I think the fundamental misunderstanding you have is that you think that Cash Flows from Financing Activities includes interest payments. It does not. In only includes principal repayments. Cash Flows from Operating Activities **does** include interest payments. Look at any Income Statement + Cash Flow Statement on any 10-K from sec.gov and you'll see this to be true. 

As Charlie Munger says, "I've never heard an intelligent cost of capital discussion". 

Cost of capital can mean two things, and it's often not clear which definition people are using. Cost of capital can mean:
1. how much it costs you to borrow money (e.g. 8% annualized interest rate to borrow \$1m with 10% outstanding principal repayment every year)
2. the opportunity cost of deploying your capital into whatever you're calculating NPV for (e.g. 9% historical nominal return from the S&P 500)

The discount rate matters for the second. It doesn't matter for the first.

Now, all that being said, to calculate the NPV of an investment, all that matters is how much cash you outlay initially and how much you're getting back at each period of time. Therefore, you are correct that debt repayment, in terms of both interest and principal should be taken into account when calculating NPV.

Let's take two examples. Let's say you're thinking about buying a private business for \$1m dollars that has \$1m book value (assets - liabilities, or in other words, equity) and returns 10% free cash flow every year for five years after which we liquidate the business and sell the \$1m of assets net of liabilities. For sake of example, the only other investment possibility you have is to invest in the S&P 500, which will return you 9% guaranteed (again, for sake of example). Because this 9% is your opportunity cost, it will be used as the discount factor.

We'll first do the calculations using \$1m equity (money you own), then we'll do it with a mix of equity and debt with a specific cost of capital, where the cost of capital definition is the first one from above.

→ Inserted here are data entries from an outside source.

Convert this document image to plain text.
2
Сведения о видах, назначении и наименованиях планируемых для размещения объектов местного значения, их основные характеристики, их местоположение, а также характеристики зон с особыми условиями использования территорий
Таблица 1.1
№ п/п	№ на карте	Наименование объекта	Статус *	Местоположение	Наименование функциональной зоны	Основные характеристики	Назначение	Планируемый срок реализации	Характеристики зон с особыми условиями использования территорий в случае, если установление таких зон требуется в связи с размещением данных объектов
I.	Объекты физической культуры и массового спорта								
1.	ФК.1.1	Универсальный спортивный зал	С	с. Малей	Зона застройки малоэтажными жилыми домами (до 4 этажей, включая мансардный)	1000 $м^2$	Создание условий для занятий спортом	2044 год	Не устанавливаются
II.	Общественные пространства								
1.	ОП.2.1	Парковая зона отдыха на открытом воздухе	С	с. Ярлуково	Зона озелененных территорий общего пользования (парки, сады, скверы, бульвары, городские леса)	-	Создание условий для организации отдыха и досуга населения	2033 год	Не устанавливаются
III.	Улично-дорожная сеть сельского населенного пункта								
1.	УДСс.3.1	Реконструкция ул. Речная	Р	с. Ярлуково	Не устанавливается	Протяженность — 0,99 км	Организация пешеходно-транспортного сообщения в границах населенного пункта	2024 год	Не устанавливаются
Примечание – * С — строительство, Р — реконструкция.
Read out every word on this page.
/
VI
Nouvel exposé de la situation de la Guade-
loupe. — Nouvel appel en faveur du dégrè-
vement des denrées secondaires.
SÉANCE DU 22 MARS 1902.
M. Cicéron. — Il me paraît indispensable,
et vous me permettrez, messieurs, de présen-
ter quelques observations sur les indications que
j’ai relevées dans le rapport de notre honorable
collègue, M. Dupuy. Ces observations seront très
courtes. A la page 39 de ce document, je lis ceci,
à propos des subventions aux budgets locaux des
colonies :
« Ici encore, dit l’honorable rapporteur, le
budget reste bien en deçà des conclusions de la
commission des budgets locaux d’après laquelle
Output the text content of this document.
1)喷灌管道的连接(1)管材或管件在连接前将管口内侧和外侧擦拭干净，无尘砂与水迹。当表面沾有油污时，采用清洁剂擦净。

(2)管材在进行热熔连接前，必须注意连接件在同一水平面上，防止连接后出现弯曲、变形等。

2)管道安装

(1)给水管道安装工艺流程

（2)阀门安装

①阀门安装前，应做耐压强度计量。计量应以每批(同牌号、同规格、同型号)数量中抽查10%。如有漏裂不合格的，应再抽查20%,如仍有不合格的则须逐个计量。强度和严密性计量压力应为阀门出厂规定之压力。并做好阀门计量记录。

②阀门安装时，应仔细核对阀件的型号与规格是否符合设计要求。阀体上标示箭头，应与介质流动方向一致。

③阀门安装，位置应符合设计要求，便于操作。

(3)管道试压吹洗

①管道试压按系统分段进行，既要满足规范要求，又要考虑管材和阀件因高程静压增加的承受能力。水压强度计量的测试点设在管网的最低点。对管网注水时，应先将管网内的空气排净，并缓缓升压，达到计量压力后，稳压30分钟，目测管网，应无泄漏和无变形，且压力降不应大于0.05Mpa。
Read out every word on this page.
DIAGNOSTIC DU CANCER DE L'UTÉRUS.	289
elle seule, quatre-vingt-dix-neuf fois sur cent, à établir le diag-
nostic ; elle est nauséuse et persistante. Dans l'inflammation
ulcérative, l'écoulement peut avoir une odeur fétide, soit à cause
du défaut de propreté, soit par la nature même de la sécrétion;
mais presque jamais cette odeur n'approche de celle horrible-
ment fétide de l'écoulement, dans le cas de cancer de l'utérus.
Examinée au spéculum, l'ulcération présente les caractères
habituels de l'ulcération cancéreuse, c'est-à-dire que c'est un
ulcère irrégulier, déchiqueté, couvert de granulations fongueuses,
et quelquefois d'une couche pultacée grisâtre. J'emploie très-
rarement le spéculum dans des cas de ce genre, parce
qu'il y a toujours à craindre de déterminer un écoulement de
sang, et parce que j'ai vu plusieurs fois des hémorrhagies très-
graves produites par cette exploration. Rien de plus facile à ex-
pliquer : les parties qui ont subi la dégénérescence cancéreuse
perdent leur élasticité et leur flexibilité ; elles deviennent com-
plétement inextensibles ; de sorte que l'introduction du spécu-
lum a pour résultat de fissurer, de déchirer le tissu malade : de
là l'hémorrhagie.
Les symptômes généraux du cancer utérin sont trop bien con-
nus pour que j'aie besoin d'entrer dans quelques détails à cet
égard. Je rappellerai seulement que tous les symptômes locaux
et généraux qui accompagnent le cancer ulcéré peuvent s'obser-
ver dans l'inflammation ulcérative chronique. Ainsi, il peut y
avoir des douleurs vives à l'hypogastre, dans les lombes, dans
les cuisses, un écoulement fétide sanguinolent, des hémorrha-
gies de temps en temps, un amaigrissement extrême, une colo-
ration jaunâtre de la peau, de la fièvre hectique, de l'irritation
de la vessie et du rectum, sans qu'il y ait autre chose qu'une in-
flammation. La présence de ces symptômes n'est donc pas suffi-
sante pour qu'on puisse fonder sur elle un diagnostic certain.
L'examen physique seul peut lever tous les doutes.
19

Example 1 (Use \$1m equity to buy business): 

$\text{NPV} = \$100,000 / 1.09 + \$100,000 / 1.09 ^ 2 + ... + \$100,000 / 1.09 ^ 5 + \$1,000,000 / 1.09 ^ 5 - \$1,000,000$

NPV = \$38,896.51

Example 2 (Use \$500k equity to buy business and \$500k debt at 5%):

The **interest** payments are as follows, which I plugged into: https://www.creditkarma.com/calculators/amortization/

Year 1: \$22,950
Year 2: \$18,331
Year 3: \$13,476
Year 4: \$8,372
Year 5: \$3,008

Cumulative **principal** you've paid off every year is:
Year 1: \$90,278
Year 2: \$185,174
Year 3: \$284,926
Year 4: \$389,780
Year 5: \$500,000

$\text{NPV} = (\$100,000 - \$22,958 - \$90,278) / 1.09 + (\$100,000 - \$12,331 - \$94,896) / 1.09^2 + (\$100,000 - \$3,008 - \$99,752)/ 1.09^3 + (\$100,000 - \$13,476 - \$$104,854)/ 1.09^4 + (\$100,000 - \$8,372 - \$110,220)/ 1.09^5 + \$1,000,000/ 1.09^5 - \$500,000 

NPV = \$104505.26

Notice that the cost of debt here has nothing to do with the discount factor. The opportunity cost of capital has everything to do with it. The cost of capital (first definition) is handled by the interest and principal payments on the numerator. Also notice that the NPV of the second calculation is bigger because your return on equity was higher (you only put up \$500,000 instead of \$1m and you were able to borrow at 5% while getting a 10% return on the money, thus covering your cost of capital (first definition)).


Of course, most debt instruments don't work this way. For example, the 30-Year Treasury doesn't pay you your principal bank in chunks. It holds your money for the full 30 years and each year pays out interest. So, capital budgeting basically says, will I generate enough excess cash from operations to pay for debt and to cover my opportunity cost of capital employed. To do that, capital budgeting uses the weighted average cost of capital, which in our case is (1.09 + 1.05) / 2 = 1.07. So, I need to return at least 7% on my \$1m to make this project worth it, or $70,000 dollars. So, the calculation of cash flows now becomes: 100000 / 1.07 + ... +100000 / 1.07^5 + 1000000 / 1.07^5 - 1000000 = 123005.92. So as you can see this gets reasonably close to the above NPV calculated for debt and equity. The difference stems from the fact that in the above example we're paying the debt off as we go, and in the second we're assuming that the debt is paid off at the end of the five years. 

So really, it's just a matter of how you want to account for your two costs of capital: in the numerator or the denominator.